A Convenção da Apostila permite a “legalização única”, bastando ao interessado dirigir-se a uma Autoridade Competente no Estado e solicitar a emissão de uma “Apostila de Haia” para um determinado documento.
Esse procedimento garante que as partes interessadas gastem menos recursos e tempo na tramitação internacional de documentos, o que contribui de forma decisiva para o fomento da atividade econômica. A Convenção da Apostila é um documento que aproxima os países a um “acordo de fidelidade” e exige das autoridades apostilantes, sob o manto da segurança jurídica, a “certificação da origem do documento”.
Nos termos do artigo 6º da Convenção da Apostila, é necessário que cada Estado Signatário designe uma ou mais Autoridades Competentes para emitir as Apostilas.

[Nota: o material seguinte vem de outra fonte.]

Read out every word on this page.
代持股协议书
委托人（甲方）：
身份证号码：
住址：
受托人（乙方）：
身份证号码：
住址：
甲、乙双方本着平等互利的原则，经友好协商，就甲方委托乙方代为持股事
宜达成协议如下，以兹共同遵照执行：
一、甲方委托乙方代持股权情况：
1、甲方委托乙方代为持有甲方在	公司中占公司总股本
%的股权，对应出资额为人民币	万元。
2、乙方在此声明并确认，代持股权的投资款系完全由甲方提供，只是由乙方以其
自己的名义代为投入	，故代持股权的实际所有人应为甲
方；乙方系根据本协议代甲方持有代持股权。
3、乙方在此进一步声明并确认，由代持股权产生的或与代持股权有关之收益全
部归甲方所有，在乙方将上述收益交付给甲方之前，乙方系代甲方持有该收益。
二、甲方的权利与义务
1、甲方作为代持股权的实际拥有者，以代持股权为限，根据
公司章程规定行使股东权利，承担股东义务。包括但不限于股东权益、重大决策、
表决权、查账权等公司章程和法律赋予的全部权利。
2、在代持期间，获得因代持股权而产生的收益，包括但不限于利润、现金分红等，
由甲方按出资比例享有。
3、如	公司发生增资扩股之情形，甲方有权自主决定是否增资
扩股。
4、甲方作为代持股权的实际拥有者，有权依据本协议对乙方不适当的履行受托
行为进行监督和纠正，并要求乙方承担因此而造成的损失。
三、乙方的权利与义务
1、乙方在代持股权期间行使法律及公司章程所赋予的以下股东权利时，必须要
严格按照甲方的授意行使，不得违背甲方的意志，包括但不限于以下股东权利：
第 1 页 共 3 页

Cada Estado é livre para determinar a identidade e número de Autoridades Competentes. Essas autoridades são a espinha dorsal do bom funcionamento da Convenção da Apostila, pois devem desempenhar três funções principais no âmbito da Convenção, quais sejam: (i) Verificar a autenticidade e origem de documentos; (ii) Emitir Apostilas; e (iii) Gravar cada apostila emitida num registro, com a finalidade de possibilitar a verificação de sua origem a pedido do destinatário.
Fato é que cada Estado Signatário faz a leitura de seus documentos pautados em culturas e experiências jurídicas próprias, o que pode variar a metodologia de trabalho de cada um.
Como é sabido, a construção brasileira de leitura e validade dos documentos está intimamente relacionada com a instituição do cartório (extrajudicial). Talvez como em nenhum outro país, a figura do cartório extrajudicial tenha relevância cultural sem precedentes. Tanto que sua origem tem espaço na Carta Magna de 1988. (art. 236, CF)
Inimaginável em nossa cultura admitir a realização de transferência de um carro sem que antes um tabelião de notas tenha validado as assinaturas apostas no DUT (reconhecimento de firma por autenticidade). Da mesma forma, inimaginável admitir a realização de transferência de propriedade de bens imóveis pura e simplesmente por contrato particular de compra e venda, sem a lavratura de uma escritura pública de venda e compra. Neste aspecto, a cultura brasileira tem prestigiado o cartório extrajudicial como órgão propulsor de segurança jurídica de atos e negócios jurídicos.
O projeto matriz da Convenção da Apostila, sabiamente, não estabeleceu métodos fechados aos Estados Signatários. Prescreveu tão somente os elementos que o Estado deveria certificar, deixando o método de implementação a critério da cultura interna de cada um. Não se pretendeu adentrar a esse mérito ou fixar uma forma única de produzir os documentos, mas tão somente certificar a existência do mesmo, a validade jurídica no solo em que foi emitido e a autoridade emitente do documento. Até porque, o documento apostilado não tem efeito vinculante para o destinatário, de modo que é plenamente possível que um documento apostilado sob a higidez da lei do Estado emitente (País X, por exemplo) seja recusado pelo Estado destinatário (País Y, por exemplo) que entender que o mesmo, embora válido no país de origem, não poderia produzir qualquer efeito no país destinatário (efeitos limitados do apostilamento).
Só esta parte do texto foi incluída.